Cadeau à la veille de la fête de l’aïd 1/4

 

Bribes biographiques du Patriarche Ibrahim

 

L’Arabie heureuse, le (second) berceau de l’Humanité

 

…à la place d'un désert, les nouveaux arrivants ont trouvé un paradis terrestre constitué de grandes prairies. L'occupation de ce nouvel Éden aurait duré plusieurs millénaires avant que l'homme ne poursuive sa conquête du monde.[1] 

 

Le Prophète prédit que l’Heure de la fin du monde ne sonnera pas avant que la Péninsule arabique ne retrouve ses fleuves et sa végétation abondante.[2]

 

On a peine à se représenter l'Arabie autrement que comme une masse désertique de pierres et de sables, comme un brasier qui se consume lentement sous un soleil dévorant. Contrairement à beaucoup d'autres contrées du monde, c'est un pays où le rôle primordial de la terre a été confisqué au profit de la lumière et du ciel. Il semble avoir été façonné dans une substance immatérielle et ses horizons ressemblent moins à des paysages qu'à ces images incandescentes qui naissent au cœur du feu.

Pourtant, il n'en fut pas toujours ainsi. Car les historiens nous assurent qu'en des temps immémoriaux, quand l'Europe gisait ensevelie sous le linceul blanc de l'époque glacière, l'Arabie était une contrée verdoyante et fertile, irriguée par plusieurs fleuves, un pays souriant où les pâturages alternaient avec les forêts.

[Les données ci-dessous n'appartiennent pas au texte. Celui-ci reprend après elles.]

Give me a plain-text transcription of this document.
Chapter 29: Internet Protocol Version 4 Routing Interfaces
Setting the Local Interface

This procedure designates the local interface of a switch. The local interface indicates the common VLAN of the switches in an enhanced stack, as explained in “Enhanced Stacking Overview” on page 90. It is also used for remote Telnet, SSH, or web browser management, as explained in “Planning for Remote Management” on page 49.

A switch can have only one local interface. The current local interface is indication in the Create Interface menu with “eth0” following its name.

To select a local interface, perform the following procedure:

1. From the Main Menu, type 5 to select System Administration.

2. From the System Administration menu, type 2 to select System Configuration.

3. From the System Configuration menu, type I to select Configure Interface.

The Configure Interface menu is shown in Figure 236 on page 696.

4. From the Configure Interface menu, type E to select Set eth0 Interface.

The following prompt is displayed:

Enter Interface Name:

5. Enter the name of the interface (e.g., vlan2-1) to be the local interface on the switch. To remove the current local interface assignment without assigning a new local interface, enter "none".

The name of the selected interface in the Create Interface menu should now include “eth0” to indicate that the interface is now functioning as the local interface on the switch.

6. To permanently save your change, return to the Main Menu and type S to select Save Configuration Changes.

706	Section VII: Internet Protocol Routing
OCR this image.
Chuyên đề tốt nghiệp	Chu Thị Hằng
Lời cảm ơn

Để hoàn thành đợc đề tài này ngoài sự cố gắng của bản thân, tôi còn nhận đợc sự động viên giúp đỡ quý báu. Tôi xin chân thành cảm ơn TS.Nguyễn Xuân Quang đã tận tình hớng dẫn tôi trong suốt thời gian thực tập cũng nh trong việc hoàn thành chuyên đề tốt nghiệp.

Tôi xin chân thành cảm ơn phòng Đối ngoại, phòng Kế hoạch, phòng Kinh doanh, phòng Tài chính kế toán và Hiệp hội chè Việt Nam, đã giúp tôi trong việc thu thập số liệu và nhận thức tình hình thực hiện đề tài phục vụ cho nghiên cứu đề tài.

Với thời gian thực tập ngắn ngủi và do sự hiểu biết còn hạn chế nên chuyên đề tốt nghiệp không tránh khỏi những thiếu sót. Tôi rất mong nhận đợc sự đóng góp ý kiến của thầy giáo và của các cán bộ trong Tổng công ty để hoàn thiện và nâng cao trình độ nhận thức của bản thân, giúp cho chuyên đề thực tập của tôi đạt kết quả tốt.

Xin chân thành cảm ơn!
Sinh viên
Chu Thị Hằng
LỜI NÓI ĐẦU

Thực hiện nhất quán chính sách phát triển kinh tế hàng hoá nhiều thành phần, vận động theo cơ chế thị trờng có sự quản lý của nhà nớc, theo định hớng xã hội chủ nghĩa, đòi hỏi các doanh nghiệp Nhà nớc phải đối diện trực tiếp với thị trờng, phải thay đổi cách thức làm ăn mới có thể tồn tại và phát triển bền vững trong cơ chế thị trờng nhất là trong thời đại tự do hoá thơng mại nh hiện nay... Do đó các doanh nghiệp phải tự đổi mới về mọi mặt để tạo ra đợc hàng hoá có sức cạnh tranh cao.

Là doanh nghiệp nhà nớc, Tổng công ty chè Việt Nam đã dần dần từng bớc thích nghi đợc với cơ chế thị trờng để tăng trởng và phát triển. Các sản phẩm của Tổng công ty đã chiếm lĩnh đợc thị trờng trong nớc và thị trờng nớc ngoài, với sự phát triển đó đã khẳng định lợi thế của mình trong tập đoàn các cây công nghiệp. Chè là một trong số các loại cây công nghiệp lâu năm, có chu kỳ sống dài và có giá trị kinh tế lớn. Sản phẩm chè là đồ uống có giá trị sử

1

Quelle fut la vie de cette Arabie fraîche et boisée, où les sources bruissaient au fond des clairières ? Nous n'en savons rien, car aucun témoignage n'en est parvenu jusqu'à nous. Sans doute sa faune était-elle semblable à celle de l'Afrique et des Indes, entre lesquelles elle servait de trait d'union. On devait y rencontrer des mammouths et des aurochs, des buffles et des gazelles, des aigles et des léopards. Mais tout cela n'est plus.[3]

 

Paran

 

J’ai complété d’Issa la lumière imparfaite.

Je suis la force, enfants ; Jésus fut la douceur.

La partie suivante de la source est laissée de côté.